DUX4 induces expression of endogenous Pitx1 gene in C2C12 cells. C2C12 cells were transfected with the pCIneo-DUX4 expression vector (Left), the insertless pCIneo as a negative control (Center), or a Pitx1 expression vector as a positive control (Right). Double immunofluorescence was performed 24 h after transfection with mAb 9A12 and a secondary antibody coupled to FITC for DUX4 (green, Upper) and with a rabbit serum raised against a Pitx1-specific peptide and secondary antibodies coupled to Texas red (Lower). Arrows point to three nuclei coexpressing DUX4 and Pitx1. (Scale bar, 20 μm.)

Fig. 4.

Determination of the DUX4 mRNA 5′ and 3′ends. (a) Schematic representation of the DUX4 promoter with the putative CATT, GC, TACAA, and E boxes, the ATG translation start codon, and the primers used in 5′-RACE (arrows, nos. 68 and 73). The two 5′ ends found previously in total RNAs of C2C12 cells transfected with pGEM42 are indicated. One of these is identical to the single transcription start site determined here on total RNAs of FSHD and control primary myoblasts (*). (b Upper) Scheme of the EcoRI genomic fragment end as cloned in pGEM42 with the stop codon of the DUX4 ORF and the pLAM region.
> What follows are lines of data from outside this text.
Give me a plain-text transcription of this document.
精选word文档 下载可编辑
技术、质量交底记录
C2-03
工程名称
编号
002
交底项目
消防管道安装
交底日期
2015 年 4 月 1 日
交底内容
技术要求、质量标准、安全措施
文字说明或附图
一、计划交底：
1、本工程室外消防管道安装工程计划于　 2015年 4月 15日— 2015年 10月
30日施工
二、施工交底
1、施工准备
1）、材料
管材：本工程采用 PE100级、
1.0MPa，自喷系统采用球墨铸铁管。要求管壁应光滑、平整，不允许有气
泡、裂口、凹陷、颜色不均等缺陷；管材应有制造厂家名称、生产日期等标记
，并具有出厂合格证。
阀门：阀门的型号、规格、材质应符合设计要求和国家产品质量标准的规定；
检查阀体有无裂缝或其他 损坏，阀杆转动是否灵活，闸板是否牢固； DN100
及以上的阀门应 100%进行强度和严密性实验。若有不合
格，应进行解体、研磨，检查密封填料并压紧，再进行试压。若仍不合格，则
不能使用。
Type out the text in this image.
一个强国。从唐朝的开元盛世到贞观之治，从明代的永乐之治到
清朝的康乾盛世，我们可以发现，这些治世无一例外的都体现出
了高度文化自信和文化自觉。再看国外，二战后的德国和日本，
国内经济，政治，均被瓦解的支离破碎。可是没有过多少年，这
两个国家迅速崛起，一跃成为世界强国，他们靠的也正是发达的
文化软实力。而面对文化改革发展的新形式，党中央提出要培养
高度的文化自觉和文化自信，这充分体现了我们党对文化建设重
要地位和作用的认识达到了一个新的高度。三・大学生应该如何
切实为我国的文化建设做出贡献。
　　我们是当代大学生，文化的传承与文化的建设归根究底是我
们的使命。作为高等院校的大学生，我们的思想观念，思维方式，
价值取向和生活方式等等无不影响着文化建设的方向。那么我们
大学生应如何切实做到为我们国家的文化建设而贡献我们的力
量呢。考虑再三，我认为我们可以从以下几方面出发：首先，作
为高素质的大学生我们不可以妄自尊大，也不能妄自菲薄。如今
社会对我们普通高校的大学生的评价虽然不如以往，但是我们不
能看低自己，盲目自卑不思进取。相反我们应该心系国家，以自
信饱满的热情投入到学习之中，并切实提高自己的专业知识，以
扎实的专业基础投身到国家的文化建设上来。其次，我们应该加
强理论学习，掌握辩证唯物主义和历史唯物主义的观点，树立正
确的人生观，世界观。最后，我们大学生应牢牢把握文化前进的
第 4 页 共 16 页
The KpnI and EcoRI restriction sites, the polyA addition signal (ATTAAA), and the primers used in 3′-RACE (arrows, nos. 94 and 95) are indicated. (Lower) Mapping of the ends obtained by 3′-RACE, with introns A and B.

Fig. 5.

Detection of the DUX4 mRNAs in FSHD primary myoblasts. (a) Schematic representation of the DUX4 RNAs with alternative 3′ ends and the primers used for RT (no. 407) and PCR (nos. 222 and 407). (b) For controls, RT-PCR was performed on 3–4 μg of total RNA extracted from C2C12 cells transfected with the pGEM7Z vector containing either no insert (lanes 2 and 3) or the 13.5-kb genomic fragment of a patient with 2 D4Z4 units (pGEM42, lanes 4 and 5). RT-PCR was similarly performed on total RNA of control (N036, 9719, and C20) and FSHD primary myoblasts (F22, 5 D4Z4 units; M038, 7 units) either in proliferation (lanes 6–9) or in differentiation (diff) (lanes 10–13). RNA samples were incubated (+) or not (−) with DNase I and RT, as indicated. As a positive control (lane 14), PCR was performed on the pGEM42 vector present in a control sample (as in lanes 4 and 5) not treated with DNase I.